The bigger brother to the 21.5-inch 4K iMac, the latest 5K iMac comes for the first time with 6-core or 8-core Intel 9th-generation processors and Radeon Pro Vega graphics. It runs quiet and the single power cable and wireless accessories means that it takes up surprisingly little room for such a large-screen computer. Its stylish, svelte silver aluminium exterior means it can look at home in any room.

The display is the equal of any on the market, whether in an all-in-one or a standalone screen. Perhaps the only way to improve the iMac’s overall look would be to do away with the silver 'chin' running under the screen, to make it even more elegantly minimalist. But then, where would you put the famous Apple logo?

For now, Apple seems content with internal upgrades. And there is surprising scope for such a slim machine. Our review iMac packs a surprisingly powerful punch. But then, this is not quite your standard configuration – it’s had some significant options added (which you can specify on order).

Standard features

Common to all the 27-inch iMacs is a 5K Retina screen (5120 x 2880 pixels) with 500 nits brightness and wide (P3) colour gamut for realistic colour. They can support an external 5K display or two 4K displays. All come with two high-speed (40Gbps) Thunderbolt 3 (USB-C shape) ports, four USB 3 (Type A shape) ports, full-size SDXC card slot and Gigabit ethernet. Plus 802.11ac Wi-Fi and Bluetooth 4.2. They come with a wireless keyboard and mouse, but you can swap out the mouse for the trackpad for an extra $60, or have both for an extra $119.

Apple gives you three standard 5K iMac models in the online store, which you can customise. The entry-level starts at $2799 for a 3GHz six-core i5 CPU, 8GB RAM and 1TB Fusion drive for storage, but you can’t upgrade the processor (for that you need to start with at least the mid-range model).

Optioned up

The model we tested was the high-end model, optioned-up a fair bit by Apple to show what a modern iMac can do. It came with:
  • CPU: Intel Core i9-9900K at 3.6GHz (8 cores and 16 threads).
  • RAM: 16GB
  • Storage: 512GB SSD
  • Graphics: AMD Radeon Pro Vega 48 (8GB)

To get this powerhouse as tested, you have to start with the high-end model of three standard configurations offered ($3549) and spend an extra $1840: add the i9 CPU option for $640, double the RAM to 16GB for $320, swap Radeon Pro 590X graphics card for a Radeon Pro Vega 48 card for $720, and swap the standard 2TB Fusion drive for a 512GB SSD ($160), taking the total to $5389.
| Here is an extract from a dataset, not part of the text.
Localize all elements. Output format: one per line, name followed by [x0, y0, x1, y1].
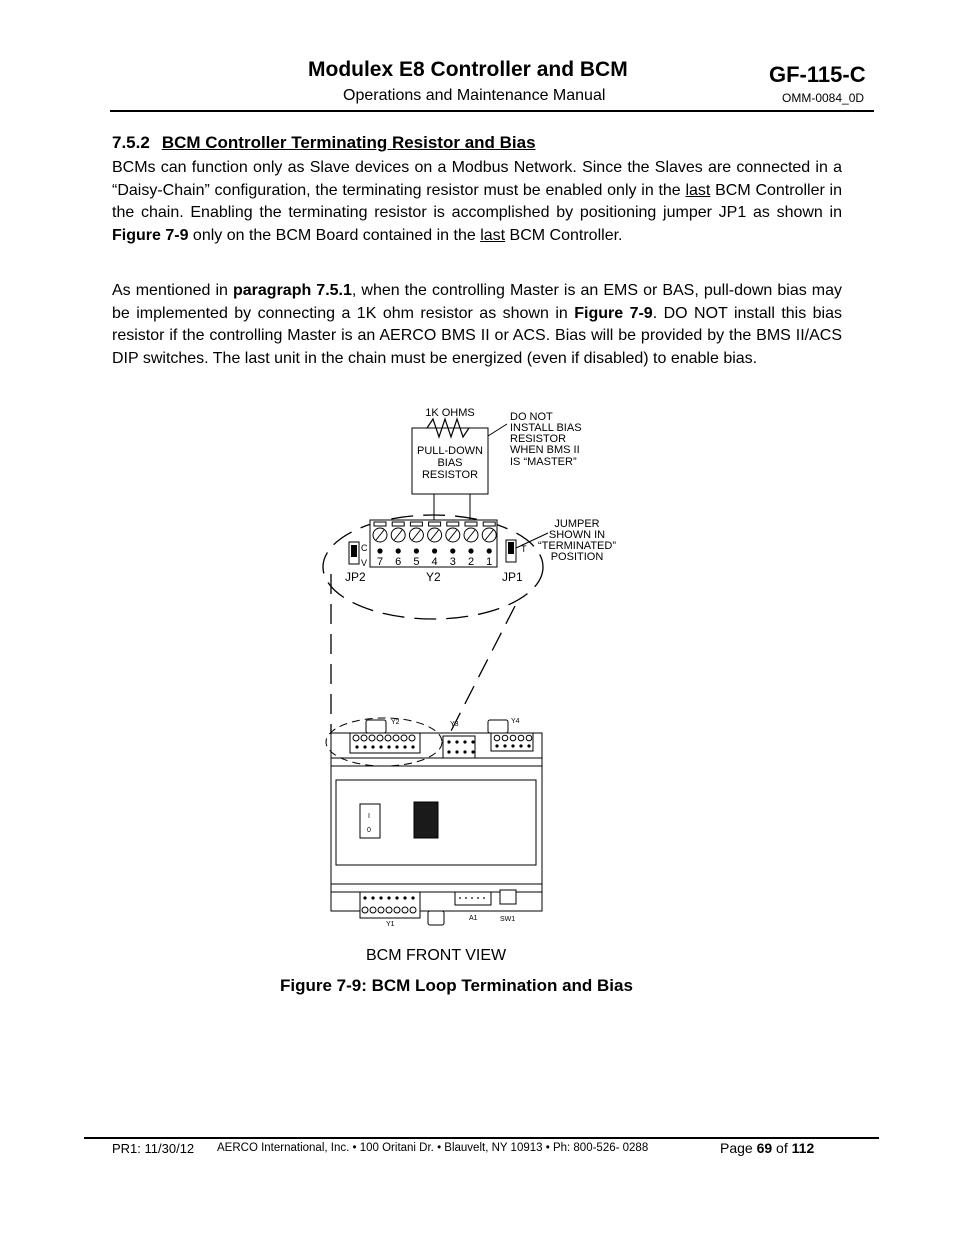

There's a lot more you can do too, with RAM that can go to 64GB and SSD storage up to 2TB, but that fully-optioned Mac would set you back $8269.

That's starting to push into iMac Pro territory, where the entry-level model ships with a workstation-class Intel Xeon CPU, Radeon Pro Vega 56 for graphics, 32GB RAM, 1TB SSD and 10Gb ethernet as standard for $7299. The iMac Pro has far more potential for expansion too, with a fully-optioned fire breather costing $24,419.

Performance

We found our review iMac as configured performed exceptionally well for a non-Pro iMac, especially when multi-tasking, and while all its processor threads were being used.

Mac video and audiophiles will love this model, as will gamers. The AMD Radeon Vega graphics adapter is adept at processing 3D graphics and accelerating animation, which is what you need for video, drawing, and gaming software.

The solid state drive (SSD) is very fast indeed, with our benchmarking tests showing its read speeds at up to 2.7GBps, and write speeds at 1.8GBps. This is up there with the fastest desktops we’ve ever seen. 

Of course, buying a Mac of any kind isn’t just about the hardware, it’s also about the Mac operating system and buying into Apple’s multi-device and cloud-connected computing eco-system that offers seamless ease-of-use and data interchange between devices, along with strong security and a host of built-in software applications that you get right out of the box.

For non-pro Mac desktop fans the 2019 iMac offers some good performance gains and the option to take it a lot further, depending on your hunger for power and the depth of your pockets.